Sometimes, we feel like our bowels aren’t going right. It’s a bit embarrassing to discuss, but you can be safe here. I will do the talking. My son has said that I can talk for an hour to anybody about anything, so here goes.

There are two kinds of fiber – soluble (which dissolves in water and becomes a gel like substance in your colon, or it draws water to itself and puffs up) and insoluble (which doesn’t dissolve in water – it stays as you ate it).  Both forms of fiber have health benefits, and many fiber rich foods have some of both soluble and insoluble fiber.

Soluble fiber lowers fat absorption and prevents some fats from being absorbed.   It slows down the digestion rate of other nutrients, including carbohydrates. This means that meals containing soluble fiber are less likely to cause sharp spikes in blood sugar levels and may actually prevent them. This may help stabilize your blood sugar levels.

Soluble fiber can help lower cholesterol levels by preventing some of the dietary fats and cholesterol from being absorbed. So, soluble fiber can reduce your risk of heart disease and other circulatory conditions.  Some soluble fibers can feed the bacteria in your GI tract and help balance them.  And since soluble fiber absorbs water, your stool is larger and softer.

Insoluble fiber also helps prevent constipation.  It sits in the GI tract, absorbs some fluid, and latches onto other end products of digestion. It speeds up the movement and processing of your stool, and helps prevent a GI blockage.

Insoluble fiber helps reduce your risk of diverticular diseases; it clears the small diverticula in the colon as it passes, and reduces the risk of small folds and infections.

With more fiber, you will feel fuller and more satisfied after meals, and for a longer time. A high fiber diet can lower the risk of diabetes, cardiovascular disease, and metabolic syndrome. By making you feel more full after meals, it can help you follow your food plan more easily.
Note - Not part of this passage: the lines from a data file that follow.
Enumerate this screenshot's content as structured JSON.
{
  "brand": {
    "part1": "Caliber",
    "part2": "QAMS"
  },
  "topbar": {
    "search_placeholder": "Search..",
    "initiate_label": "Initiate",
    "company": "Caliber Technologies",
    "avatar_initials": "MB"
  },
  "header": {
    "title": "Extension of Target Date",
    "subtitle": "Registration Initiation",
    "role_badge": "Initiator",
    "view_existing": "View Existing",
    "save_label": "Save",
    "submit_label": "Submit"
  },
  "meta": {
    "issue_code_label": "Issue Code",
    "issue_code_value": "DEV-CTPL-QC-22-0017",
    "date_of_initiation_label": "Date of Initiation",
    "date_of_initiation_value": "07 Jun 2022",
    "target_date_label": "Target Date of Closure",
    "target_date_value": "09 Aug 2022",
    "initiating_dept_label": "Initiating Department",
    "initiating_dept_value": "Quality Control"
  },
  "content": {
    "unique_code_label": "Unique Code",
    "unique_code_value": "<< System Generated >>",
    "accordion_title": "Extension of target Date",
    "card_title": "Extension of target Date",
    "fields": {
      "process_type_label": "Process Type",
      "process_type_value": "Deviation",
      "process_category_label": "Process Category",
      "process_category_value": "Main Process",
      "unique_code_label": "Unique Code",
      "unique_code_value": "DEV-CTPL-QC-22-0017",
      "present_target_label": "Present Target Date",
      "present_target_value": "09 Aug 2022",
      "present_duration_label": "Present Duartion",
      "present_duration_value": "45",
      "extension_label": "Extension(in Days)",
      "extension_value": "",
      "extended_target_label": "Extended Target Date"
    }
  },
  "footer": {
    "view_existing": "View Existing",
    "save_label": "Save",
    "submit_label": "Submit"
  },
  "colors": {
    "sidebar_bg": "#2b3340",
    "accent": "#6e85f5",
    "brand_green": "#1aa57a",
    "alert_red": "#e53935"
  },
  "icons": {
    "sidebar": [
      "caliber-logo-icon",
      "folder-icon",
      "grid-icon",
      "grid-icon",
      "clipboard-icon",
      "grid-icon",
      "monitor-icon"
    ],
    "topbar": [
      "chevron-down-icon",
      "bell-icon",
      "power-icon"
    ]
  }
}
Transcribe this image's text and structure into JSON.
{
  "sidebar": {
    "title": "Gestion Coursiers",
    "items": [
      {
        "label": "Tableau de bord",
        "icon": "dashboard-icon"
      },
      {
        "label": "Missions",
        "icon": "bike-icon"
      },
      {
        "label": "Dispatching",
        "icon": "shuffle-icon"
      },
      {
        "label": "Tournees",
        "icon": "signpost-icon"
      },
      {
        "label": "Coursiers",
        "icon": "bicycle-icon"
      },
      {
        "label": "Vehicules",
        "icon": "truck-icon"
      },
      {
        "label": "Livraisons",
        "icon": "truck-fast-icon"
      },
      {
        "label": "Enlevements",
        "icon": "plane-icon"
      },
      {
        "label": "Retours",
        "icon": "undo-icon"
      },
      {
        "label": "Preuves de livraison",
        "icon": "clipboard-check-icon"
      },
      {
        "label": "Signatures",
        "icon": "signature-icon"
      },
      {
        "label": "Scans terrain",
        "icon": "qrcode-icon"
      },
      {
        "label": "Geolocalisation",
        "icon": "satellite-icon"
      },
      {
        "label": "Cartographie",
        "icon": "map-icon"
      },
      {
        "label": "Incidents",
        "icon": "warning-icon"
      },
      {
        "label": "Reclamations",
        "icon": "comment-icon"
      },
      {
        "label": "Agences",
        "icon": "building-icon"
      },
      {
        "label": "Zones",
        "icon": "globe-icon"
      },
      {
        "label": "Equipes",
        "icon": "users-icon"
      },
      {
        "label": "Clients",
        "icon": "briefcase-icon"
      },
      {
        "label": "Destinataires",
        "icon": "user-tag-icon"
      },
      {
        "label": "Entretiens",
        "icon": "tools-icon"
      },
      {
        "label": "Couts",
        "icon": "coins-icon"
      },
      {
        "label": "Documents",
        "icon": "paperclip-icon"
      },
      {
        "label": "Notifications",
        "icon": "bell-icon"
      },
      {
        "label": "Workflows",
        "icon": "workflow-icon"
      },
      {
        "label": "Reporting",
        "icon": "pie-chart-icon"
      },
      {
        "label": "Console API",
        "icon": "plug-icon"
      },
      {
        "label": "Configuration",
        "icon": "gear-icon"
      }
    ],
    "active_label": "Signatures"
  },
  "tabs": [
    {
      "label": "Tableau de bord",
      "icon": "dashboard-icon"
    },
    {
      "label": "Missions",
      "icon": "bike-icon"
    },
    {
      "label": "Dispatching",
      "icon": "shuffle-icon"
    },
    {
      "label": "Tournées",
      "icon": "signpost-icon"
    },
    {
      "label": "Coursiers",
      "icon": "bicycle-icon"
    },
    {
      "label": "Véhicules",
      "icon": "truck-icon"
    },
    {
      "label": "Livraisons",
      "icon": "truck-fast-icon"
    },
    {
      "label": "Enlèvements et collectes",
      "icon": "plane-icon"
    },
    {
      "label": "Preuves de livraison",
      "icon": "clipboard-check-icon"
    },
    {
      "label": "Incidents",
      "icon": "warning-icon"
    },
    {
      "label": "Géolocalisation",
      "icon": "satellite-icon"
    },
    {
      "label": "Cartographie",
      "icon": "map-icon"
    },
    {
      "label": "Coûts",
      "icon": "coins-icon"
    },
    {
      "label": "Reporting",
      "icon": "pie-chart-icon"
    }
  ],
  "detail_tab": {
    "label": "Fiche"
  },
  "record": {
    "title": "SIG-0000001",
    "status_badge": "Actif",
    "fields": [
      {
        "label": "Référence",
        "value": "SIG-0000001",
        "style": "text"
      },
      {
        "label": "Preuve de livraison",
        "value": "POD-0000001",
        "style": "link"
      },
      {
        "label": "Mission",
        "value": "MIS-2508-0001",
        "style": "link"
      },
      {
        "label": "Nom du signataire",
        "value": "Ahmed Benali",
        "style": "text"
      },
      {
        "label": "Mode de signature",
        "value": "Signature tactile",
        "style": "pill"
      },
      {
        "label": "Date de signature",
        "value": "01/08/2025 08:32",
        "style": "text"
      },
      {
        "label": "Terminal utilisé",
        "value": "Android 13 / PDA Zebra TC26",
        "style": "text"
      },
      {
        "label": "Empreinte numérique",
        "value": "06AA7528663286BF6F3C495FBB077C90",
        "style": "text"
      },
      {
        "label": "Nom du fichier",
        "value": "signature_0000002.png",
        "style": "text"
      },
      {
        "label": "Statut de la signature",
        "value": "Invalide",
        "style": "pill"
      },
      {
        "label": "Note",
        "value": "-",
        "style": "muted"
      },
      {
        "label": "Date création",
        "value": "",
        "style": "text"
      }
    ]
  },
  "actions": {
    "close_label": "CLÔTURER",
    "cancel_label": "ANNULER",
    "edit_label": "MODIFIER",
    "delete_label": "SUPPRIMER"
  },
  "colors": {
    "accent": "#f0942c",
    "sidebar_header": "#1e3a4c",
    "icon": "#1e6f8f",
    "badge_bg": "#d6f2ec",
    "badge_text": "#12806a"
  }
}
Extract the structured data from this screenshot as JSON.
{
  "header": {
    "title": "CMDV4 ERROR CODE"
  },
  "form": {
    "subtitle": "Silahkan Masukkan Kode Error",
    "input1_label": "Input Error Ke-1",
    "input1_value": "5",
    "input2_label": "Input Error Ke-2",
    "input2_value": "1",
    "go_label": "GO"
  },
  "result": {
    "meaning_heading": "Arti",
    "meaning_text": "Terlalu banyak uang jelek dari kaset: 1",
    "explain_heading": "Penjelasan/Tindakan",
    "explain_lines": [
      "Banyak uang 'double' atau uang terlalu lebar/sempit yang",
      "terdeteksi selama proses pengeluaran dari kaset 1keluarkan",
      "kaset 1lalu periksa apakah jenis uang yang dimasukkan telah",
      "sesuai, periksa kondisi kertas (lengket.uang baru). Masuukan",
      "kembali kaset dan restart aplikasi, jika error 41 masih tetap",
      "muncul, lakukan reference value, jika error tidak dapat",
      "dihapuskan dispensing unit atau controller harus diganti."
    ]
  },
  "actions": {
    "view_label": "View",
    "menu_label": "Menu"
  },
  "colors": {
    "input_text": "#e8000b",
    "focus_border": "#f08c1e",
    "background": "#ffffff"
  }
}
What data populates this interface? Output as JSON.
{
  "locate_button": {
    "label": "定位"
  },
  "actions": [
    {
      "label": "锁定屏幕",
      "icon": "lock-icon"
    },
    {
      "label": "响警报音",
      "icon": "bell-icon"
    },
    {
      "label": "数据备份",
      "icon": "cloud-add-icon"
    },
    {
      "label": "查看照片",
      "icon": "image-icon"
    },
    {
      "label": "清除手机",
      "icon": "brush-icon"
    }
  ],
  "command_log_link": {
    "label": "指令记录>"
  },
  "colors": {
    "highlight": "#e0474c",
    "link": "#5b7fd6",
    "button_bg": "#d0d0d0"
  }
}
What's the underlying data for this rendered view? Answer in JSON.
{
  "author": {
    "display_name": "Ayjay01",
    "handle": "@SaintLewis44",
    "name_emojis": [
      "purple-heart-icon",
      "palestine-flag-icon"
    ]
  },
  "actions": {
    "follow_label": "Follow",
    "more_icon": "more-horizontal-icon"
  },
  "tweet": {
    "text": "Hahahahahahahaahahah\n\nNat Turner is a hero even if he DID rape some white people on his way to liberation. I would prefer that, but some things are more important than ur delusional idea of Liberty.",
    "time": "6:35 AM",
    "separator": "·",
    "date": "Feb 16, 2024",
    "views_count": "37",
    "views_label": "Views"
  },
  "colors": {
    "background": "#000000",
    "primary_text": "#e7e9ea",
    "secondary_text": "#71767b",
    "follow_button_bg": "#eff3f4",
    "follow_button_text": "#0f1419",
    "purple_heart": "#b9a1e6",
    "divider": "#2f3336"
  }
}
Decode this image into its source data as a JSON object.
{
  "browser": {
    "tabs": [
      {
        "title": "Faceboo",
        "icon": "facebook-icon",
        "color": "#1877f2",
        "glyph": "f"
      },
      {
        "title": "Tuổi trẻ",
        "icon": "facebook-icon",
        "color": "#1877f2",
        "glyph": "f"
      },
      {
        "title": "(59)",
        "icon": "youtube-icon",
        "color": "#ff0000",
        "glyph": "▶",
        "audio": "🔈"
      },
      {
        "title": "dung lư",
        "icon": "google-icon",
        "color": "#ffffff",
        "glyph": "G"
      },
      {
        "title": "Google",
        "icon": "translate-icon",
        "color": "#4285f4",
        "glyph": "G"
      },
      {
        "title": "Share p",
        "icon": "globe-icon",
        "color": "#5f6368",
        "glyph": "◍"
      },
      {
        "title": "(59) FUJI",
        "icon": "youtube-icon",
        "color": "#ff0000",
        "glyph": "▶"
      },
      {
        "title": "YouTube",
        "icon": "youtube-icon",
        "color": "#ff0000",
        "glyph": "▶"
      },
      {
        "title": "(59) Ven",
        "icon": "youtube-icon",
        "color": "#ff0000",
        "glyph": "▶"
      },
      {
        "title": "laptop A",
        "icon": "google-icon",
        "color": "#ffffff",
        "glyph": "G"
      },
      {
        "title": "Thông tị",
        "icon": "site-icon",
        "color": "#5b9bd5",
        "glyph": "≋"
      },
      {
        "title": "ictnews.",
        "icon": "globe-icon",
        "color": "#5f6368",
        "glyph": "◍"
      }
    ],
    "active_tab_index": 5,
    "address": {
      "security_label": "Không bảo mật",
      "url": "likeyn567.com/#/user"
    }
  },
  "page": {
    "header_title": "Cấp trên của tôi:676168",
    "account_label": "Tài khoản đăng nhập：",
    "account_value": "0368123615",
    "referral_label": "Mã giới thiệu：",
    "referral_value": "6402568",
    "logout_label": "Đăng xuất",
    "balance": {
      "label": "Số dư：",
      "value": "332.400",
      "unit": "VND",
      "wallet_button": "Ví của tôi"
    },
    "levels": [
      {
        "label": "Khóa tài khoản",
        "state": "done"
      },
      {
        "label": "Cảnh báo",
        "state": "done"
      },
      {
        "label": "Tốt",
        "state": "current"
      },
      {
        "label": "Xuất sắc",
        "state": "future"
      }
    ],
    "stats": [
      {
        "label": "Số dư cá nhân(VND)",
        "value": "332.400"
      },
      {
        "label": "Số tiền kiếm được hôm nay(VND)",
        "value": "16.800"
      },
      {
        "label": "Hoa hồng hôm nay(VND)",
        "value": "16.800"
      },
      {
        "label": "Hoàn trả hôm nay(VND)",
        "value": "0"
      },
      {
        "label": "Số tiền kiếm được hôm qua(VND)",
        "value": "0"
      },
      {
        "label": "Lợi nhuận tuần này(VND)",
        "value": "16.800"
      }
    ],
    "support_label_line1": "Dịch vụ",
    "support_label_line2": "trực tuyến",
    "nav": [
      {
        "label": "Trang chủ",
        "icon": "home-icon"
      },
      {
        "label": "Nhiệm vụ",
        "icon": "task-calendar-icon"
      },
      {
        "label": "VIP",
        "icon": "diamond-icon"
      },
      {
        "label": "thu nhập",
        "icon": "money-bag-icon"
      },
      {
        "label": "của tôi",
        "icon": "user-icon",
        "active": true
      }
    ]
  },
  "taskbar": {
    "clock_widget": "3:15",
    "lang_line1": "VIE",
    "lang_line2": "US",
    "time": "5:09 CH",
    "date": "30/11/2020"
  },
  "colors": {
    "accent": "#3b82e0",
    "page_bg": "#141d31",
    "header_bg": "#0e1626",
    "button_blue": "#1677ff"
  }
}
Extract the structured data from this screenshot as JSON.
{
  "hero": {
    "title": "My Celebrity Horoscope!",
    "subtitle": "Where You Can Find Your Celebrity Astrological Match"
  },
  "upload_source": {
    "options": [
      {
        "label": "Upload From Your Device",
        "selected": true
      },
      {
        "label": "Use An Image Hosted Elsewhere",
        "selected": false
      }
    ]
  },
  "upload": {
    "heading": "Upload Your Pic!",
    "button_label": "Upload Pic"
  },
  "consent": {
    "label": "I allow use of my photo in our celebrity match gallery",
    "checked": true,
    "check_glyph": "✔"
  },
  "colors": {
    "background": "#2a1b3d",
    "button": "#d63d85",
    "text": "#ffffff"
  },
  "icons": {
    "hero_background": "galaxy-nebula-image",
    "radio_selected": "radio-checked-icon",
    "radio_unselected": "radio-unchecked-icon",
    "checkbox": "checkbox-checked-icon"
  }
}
Many fiber rich foods are also good sources of B vitamins and iron.

Most Americans don’t eat enough of either fiber. Most health authorities recommend between 25 and 35 total grams per day. The average intake is about 15 grams per day. As you remove many of the high-fat, high-calorie processed foods, and choose a whole foods diet, rich with fresh fruits and vegetables, you will naturally increase your fiber intake and enjoy the benefits.

According to the FDA, foods that are considered high in fiber contain at least 20 percent of the recommended daily value (DV) of dietary fiber per serving. Foods that have 5 percent or less are considered poor sources of dietary fiber.  A healthful diet contains a mix of both soluble and insoluble fiber. Soluble fibers are more common in foods, such as beans, peas, oats, barley, apples and citrus fruits. Good sources of insoluble fiber include beans, whole wheat or bran products, green beans, potatoes, cauliflowers, and nuts

Many of these foods are those you already enjoy. But try something new and I hope you find a new high fiber food to enjoy.

Blessings to you.

Theresa

2 Responses to Handling High Fiber Foods

  1. Sherri Stahl April 6, 2021 at 12:11 pm #

    Great topic–who doesn’t need help in thus area—thank you fir these wonderful articles, Theresa

    • H. Theresa Wright April 6, 2021 at 9:01 pm #

      You are welcome. I am so glad they are helpful.